Rezension

Abschluß einer ambivalenten Freundschaft

Die Geschichte des verlorenen Kindes - Elena Ferrante

Die Geschichte des verlorenen Kindes
von Elena Ferrante

Bewertet mit 4 Sternen

Mit der "Geschichte des verlorenen Kindes" bringt Elena Ferrante ihre Neapolitanische Sage zum Abschluß, die Geschichte der Freundschaft zwischen Lila und Lenu, die über mehrere Jahrzehnte andauert und dabei keineswegs geradlinig verläuft.

Nach der Trennung von Pietro zieht Elena mit den beiden Kindern zurück nach Neapel um gemeinsam mit ihrer Jugendliebe Nino ein neues Leben zu beginnen. Doch leider erweist sich Nino als Enttäuschung, was Elena erst sehr spät erkennt. Nach dem endgültigen Bruch mit Nino steht Elena allein mit drei Töchtern da, zieht in die Wohnung über Lila im Rione und muss ihr Leben nun allein bestreiten. Die beiden Frauen unterstützen sich gegenseitig im Alltag und bei der Kinderbetreuung. Lila, die mit ihrem Lebensgefährten Enzo nun ebenfalls eine Tochter hat, ist erfolgreiche Unternehmerin im Bereich Computertechnologie und betreibt ihr Büro im Rione. Das ungeklärte Verschwinden von Lilas Tochter löst eine tiefe Lebenskrise bei ihr aus, von der sie sich nie wieder erholt. Jahre später verschwindet auch Lila, nicht nur aus dem Rione, sondern auch aus Elenas Leben.

Die Beziehung zwischen Elena und Lila durchläuft viele Hochs und Tiefs und ist keineswegs nur von Zuneigung geprägt, vielmehr begleitet diese Freundschaft auch immer Konkurrenzdenken, Vergleiche und auch Neid und Misstrauen. Häufig hat Elena das Gefühl, Lila verschweigt ihr etwas wichtiges, hält Elena auf Distanz und speist sie mit ein paar hingeworfenen Brocken ab.
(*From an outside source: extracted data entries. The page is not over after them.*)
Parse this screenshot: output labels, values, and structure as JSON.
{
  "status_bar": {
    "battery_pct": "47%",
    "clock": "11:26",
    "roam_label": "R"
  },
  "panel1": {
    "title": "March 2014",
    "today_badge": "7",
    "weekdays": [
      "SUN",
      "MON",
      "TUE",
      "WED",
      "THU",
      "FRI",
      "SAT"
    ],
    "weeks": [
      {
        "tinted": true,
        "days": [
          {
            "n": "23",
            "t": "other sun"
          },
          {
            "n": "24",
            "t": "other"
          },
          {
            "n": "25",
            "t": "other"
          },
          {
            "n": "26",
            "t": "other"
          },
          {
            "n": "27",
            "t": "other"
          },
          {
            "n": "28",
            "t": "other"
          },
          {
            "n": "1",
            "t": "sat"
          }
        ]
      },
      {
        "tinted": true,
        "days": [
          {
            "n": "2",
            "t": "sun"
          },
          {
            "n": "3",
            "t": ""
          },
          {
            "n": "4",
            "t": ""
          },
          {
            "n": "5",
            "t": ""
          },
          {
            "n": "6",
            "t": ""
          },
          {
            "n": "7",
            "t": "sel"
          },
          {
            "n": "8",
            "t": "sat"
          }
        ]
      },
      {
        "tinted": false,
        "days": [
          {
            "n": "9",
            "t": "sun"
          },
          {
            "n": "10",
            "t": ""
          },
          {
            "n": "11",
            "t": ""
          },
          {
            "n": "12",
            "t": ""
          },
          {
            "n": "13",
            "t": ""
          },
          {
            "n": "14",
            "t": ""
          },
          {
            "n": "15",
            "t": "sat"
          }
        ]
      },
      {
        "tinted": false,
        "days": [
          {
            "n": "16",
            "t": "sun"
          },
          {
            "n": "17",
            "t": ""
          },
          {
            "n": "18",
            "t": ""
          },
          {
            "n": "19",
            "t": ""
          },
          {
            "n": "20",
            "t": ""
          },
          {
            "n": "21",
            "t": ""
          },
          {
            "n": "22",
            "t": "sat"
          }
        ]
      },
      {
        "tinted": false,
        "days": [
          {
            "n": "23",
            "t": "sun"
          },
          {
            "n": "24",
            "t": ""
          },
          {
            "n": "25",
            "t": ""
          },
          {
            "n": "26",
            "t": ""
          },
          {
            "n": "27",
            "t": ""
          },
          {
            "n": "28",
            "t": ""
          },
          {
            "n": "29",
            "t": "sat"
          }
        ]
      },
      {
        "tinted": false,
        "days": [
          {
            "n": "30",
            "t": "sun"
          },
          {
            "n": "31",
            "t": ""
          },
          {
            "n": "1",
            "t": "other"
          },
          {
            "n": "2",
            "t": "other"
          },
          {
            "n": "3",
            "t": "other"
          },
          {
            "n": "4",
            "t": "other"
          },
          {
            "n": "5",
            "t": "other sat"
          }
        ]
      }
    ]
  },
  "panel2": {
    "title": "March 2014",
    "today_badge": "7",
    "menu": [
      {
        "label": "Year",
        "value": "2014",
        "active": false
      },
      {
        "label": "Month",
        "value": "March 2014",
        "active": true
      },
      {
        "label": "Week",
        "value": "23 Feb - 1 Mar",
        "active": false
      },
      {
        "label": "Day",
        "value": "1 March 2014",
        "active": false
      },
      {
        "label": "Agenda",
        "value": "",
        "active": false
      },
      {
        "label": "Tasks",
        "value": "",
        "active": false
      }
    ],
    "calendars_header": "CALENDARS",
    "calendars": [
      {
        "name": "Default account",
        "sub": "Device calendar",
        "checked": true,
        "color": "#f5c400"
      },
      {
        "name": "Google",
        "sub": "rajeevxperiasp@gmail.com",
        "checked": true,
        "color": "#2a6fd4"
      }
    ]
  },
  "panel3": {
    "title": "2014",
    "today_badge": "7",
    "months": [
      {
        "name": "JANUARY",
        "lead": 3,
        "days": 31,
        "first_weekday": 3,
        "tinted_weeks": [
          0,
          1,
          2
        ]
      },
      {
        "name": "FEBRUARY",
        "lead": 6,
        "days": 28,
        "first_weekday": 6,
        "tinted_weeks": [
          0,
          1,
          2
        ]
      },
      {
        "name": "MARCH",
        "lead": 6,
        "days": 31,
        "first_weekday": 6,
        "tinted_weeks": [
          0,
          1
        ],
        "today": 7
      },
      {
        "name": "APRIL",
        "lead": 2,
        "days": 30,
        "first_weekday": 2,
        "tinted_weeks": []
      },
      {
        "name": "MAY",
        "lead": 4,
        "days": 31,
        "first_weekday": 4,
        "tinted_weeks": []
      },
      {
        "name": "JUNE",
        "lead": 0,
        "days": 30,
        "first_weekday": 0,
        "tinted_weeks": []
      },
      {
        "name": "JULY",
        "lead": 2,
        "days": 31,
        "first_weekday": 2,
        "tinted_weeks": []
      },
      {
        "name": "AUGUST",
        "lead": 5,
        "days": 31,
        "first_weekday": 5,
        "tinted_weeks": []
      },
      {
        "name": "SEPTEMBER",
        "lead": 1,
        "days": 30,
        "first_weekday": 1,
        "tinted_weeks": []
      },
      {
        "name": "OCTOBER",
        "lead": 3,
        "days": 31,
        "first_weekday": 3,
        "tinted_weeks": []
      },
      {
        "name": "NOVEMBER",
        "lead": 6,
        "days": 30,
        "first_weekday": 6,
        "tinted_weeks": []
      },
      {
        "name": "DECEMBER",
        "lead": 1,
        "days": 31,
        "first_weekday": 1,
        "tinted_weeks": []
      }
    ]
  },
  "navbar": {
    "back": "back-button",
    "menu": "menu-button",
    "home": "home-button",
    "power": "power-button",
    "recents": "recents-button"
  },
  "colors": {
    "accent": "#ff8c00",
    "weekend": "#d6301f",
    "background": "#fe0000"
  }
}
Elena hingegen ist ihr Ansehen als Autorin und Schriftstellerin so sehr wichtig, dass sie die Interessen ihrer Kinder bisweilen ihrem beruflichen Erfolg unterordnet und die Kinderbetreuung Lila überläßt. Schon der Gedanke, Lila könnte an einem Buch über die Geschichte Neapels schreiben und damit wunderbare Resultate erzielen, läßt in Elena Neid und Groll aufkommen und sie bezeichnet die Vorstellung, Lila könne ein Buch verfassen als anmaßende Naivität eines ungebildeten Menschen.

Elena Ferrante hat mit ihrem vierten Roman einen würdigen Abschluss für ihr großes Epos gefunden, bisweilen vielleicht ein wenig langatmig aber mit Sicherheit schöne Literatur über eine ambivalente Frauenfreundschaft vor dem Hintergrund der Geschichte Neapels.